In some senses, then, are the Commonwealths a chance of redemption? “It’s different as it’s not the usual cycling field,” she says. “The Europeans are missing so it’s different for me. But it means a lot to me. It’s on British soil and I’ll be riding in front of my friends and family. I feel lucky to have had the Olympics on home soil, the Commonwealth Games and the Tour de France.”

The Tour passed through her Yorkshire home town of Otley in the opening days with thousands thronging the streets where she grew up and first pedalled a bike. She may not be in the stratosphere of Tour champions such as Sir Bradley Wiggins and Chris Froome but she remains a big name on the England team, although uneasily laughs off the suggestion.

She is similarly ill at ease talking about the big names she rides out with regularly from her Monaco flat, having become part of a group that includes a litany of Formula One drivers, past and present, such as Jenson Button, David Coulthard and Paul di Resta.

“I find it uncomfortable to talk about,” she admits. “It’s not like ‘wow, I’m out for a bike ride with Jenson Button’. It’s just it’s a group of sports people who live in this strange but great place Monaco where people flit in and out at different times with their various commitments.”

There will be little to no time now spent in Monaco before the Games.
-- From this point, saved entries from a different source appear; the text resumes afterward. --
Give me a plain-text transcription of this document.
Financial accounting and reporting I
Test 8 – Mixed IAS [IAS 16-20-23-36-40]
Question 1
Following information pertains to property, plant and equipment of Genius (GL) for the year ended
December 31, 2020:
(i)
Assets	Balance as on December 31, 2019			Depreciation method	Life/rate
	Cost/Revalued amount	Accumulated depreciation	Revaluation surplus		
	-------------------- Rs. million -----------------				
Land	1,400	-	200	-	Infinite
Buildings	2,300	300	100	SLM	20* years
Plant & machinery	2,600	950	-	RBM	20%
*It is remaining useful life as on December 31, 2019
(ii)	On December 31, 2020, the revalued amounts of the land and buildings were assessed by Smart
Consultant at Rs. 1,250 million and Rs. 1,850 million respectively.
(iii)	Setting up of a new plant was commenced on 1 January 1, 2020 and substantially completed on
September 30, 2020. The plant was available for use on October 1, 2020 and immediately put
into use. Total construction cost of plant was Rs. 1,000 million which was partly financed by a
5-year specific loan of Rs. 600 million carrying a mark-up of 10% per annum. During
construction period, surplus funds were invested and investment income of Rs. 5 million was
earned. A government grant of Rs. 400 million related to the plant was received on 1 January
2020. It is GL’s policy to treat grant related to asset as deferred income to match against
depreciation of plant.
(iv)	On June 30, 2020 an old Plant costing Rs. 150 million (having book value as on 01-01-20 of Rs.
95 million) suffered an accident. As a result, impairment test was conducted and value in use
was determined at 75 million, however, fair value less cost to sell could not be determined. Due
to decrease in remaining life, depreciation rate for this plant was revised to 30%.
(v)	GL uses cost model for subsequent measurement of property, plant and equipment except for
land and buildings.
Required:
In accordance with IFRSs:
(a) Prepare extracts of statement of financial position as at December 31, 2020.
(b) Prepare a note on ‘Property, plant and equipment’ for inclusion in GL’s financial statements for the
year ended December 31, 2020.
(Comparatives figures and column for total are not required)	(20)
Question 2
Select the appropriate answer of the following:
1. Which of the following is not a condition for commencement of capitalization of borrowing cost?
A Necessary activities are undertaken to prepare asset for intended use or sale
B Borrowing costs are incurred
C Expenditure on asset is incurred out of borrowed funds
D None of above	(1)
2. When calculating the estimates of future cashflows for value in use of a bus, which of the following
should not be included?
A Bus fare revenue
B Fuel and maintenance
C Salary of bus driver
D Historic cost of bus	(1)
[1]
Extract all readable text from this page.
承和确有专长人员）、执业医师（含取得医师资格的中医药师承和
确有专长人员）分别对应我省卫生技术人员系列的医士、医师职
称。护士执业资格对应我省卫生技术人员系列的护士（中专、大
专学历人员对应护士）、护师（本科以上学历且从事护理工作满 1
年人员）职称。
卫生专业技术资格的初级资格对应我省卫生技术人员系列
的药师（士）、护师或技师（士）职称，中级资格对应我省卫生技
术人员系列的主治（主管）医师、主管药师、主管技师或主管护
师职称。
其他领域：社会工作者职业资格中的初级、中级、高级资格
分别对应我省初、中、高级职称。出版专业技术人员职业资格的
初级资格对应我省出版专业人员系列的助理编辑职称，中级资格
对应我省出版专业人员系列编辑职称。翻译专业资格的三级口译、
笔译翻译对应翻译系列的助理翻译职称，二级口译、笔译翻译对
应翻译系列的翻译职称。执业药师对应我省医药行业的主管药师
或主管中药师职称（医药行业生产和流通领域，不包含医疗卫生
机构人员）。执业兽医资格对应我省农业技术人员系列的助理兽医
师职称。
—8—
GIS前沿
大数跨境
Prior to Glasgow, Armitstead will take part in La Course, a women’s day race on the streets of Paris that will take place and be televised just hours before the final stage of the Tour de France, an indicator of the increasing interest in and coverage of women’s cycling.

This year’s other goal is the World Championships in Spain in September. If she had to choose between gold in Glasgow or Ponferrada, the choice would be a simple one.

“It would be the World Championships,” she says. “It’s the much harder one to do. But I’ve had three clear goals for this season: Flanders, the Commonwealths and the Worlds. For me, it would still be absolutely massive to be Commonwealth champion.”